I did towns named Paradise on May 4, 2022, with towns named Utopia. I decided to research it again since I mentioned Paradise, California, recently and decided I did not do Paradise justice as a town name. I began doing research and discovered a number of towns with this name all over the United States. There are said to be 27 of them! The largest Paradise was in California.
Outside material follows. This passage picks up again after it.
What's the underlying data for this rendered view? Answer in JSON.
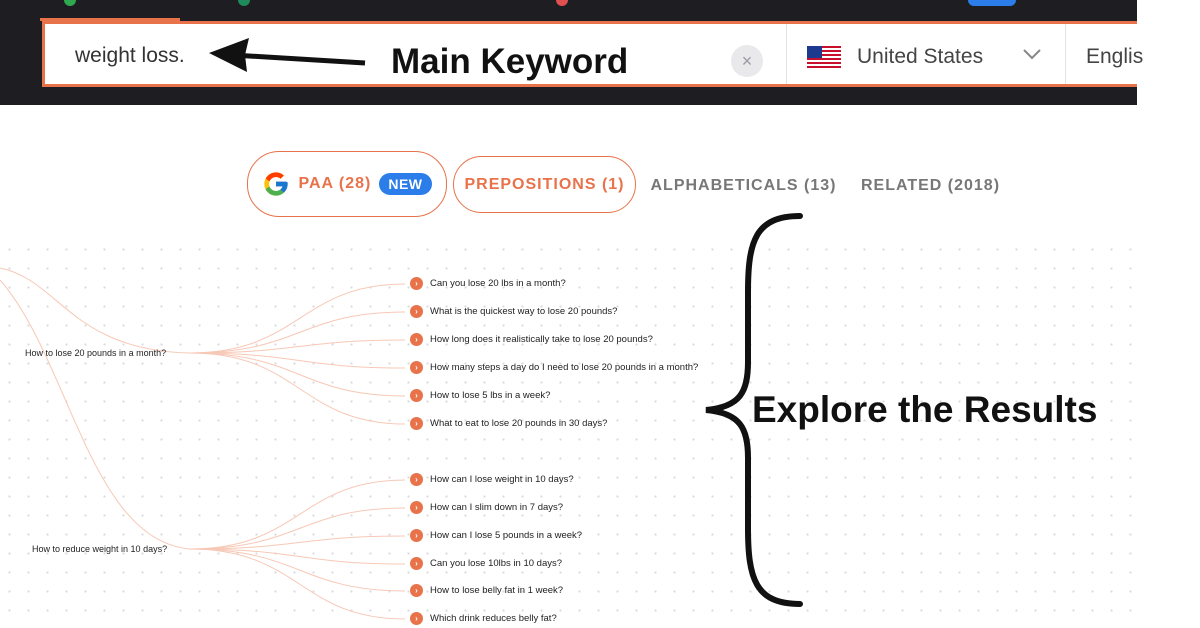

But then I made a list of states’ names with town in them called Paradise and realized that most of them are either unincorporated or are very, very small. There has to be a better way of recording their names on the internet because there are not enough big Paradises around.
I only found 5 on my maps that are of real consequence as towns and one of them is the town of Paradise Valley, a suburb of Phoenix, AZ that is home to about 13,000 people. I was shocked to see a Paradise of 223,167 people in the state of Nevada. I quickly realized that there is a large town named Paradise in the Las Vegas area. It seems to encompass its airport that recently received a new name to honor Harry Reid. McCarran is no longer the name of its international airport. This airport is indeed in that part of Las Vegas known as Paradise.

Paradise, CA is rebuilding after a disastrous fire that destroyed the entire town. It had been a town of 26,000 before the fire that was caused by a glitch in the way electricity was generated. It was called the Camp Fire.
I found a legitimate Paradise in Pennsylvania with 1,129 people near Lancaster and was not surprised by a town with this name in a part of the country with so many Amish people around. My atlas recorded 2 towns named Paradise in Utah but I could only find one of them. It was a town of fewer than 1000 people near Brigham City. That was it. The rest of the Paradises were exceedingly small. The town named Paradise in Kansas, for example, had a population of only about 50 people and was north of another small town named Russell, population about 4,500, that at least had a county named for it. Paradise, Kentucky, was at one time a trading post on the Green River despite flooding and had a song by John Prine written about it. Its post office officially closed for good in 1967, and it was no longer on my map of Kentucky even though its county called Muhlenberg was clearly visible. Whatever happened to the Paradises in Oregon and Ohio? There still appears to be a Paradise in the Virgin Islands, which sort of makes sense.

We need a better system of recording obscure and tiny towns with recognizable names.